Data warehousing has its disadvantages too. The most recurrently mentioned disadvantage is that it is complex in development. IS need to develop a warehouse whenever it requires one as each warehouse is built for a specific purpose and cannot be bought from anywhere. (Ladaga, 1995; Myers, 1995b). It is also necessary that IS asks a huge set of questions while building it.. (Redding, 1995; Goldberg, 1995b)While building the database the builders need to pay enough attention to the structure, the definition and the flow of data along with the hardware and the software bit. (Hildebrand, 1995; Adhikari, 1996; Edwards, 1995; Wallace, 1994a). For Data warehouse construction it is also essential that an analysis be done as to how the collected data will be accessed in the future. (Goldberg, 1995b). The individuals who are developing the database need to keep in mind the changing aspects of their business and the changing hardware and software available. (Lardear, 1995a). They need to be able to measure the warehouse requirements and meet the user demand for quantity and intricacy (Lardear, 1995a) in order to make their development more multifaceted. Alongside, they may also be faced with the difficulty of having to choose the correct product. (Harding, 1994). Precisely in order to develop such a huge and complex database we need individuals who are specialists. (Harding, 1994)

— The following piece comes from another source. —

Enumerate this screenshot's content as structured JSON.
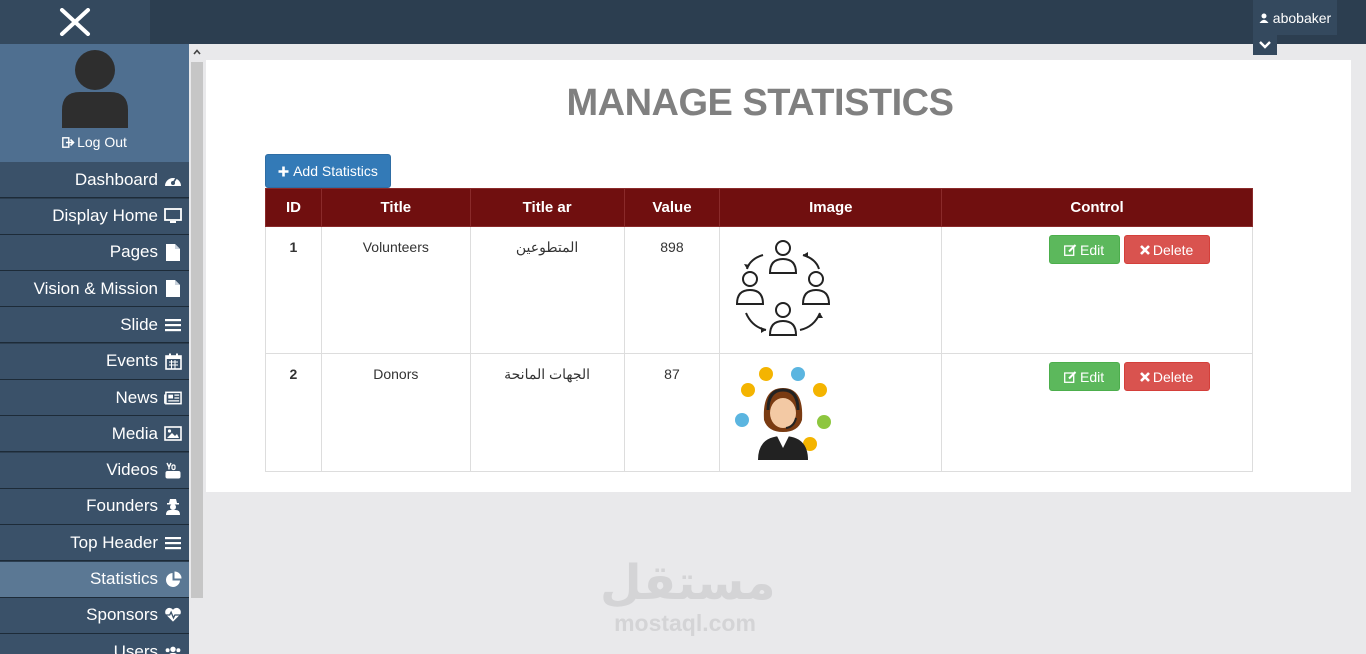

There are some other articles that it takes nearly 2 to 3 years to build a database. (Goldberg, 1995b; Hildebrand, 1995; Ladaga, 1995; Redding, 1995). Especially in a situation where there are no executive sponsorships, IS directors or any others who are interested in developing the warehouse it consumes more time. Also some articles also stated that these warehouses were very expensive nearly costing two to three million dollars. The main reason that these data warehouses are expensive is the fact that these data need to be copied from their existing database into a common format initially before it is probably at times manually copied into the databases. But in contrast to these there are some other authors that also suggest that these software's are still not very apt at Application Programming Interfaces (API) that help in transferring the data through the warehouse process, like the Open database Connectivity (ODBC) interface (Microsoft Corp.). But at the same time, Open database Connectivity Application Programming Interfaces that allows the PC to be accessed from different databases is not available everywhere. It is essential that employees bear themselves open for the change they would have to accept in terms of this innovative data analysis, which is provided by the data warehouses, they need to be ready to take training to make theme selves ready for change. In order to do so a communication plan is also essential.

Some of the writers state that if Symmetrical Multi-processing and Massively Multiprocessing is introduced into these data warehousing then it would become more complex. (Wallace, 1994b) They feel that synchronization and the ability to share data (Goldberg, 1995b; Burleson, 1995) will become difficult. The main purpose of data warehousing being to gather data together, it is a centralized option. And it is stated to this regard in nearly 5 or 1% of these articles. Where many companies are getting their warehouse database together the fact that these databases can be used only at one site as they are centralized is a drawback. Some of the authors have also stated that these databases are taken from the operational databases that are on the change all the time. To have a real time warehouse with a full scale database is not possible and is just an oxymoron. The corporate data stored in the warehouses (Burleson, 1995) only belong to a particular period and hence they ultimately get exhausted until the warehouse is reloaded.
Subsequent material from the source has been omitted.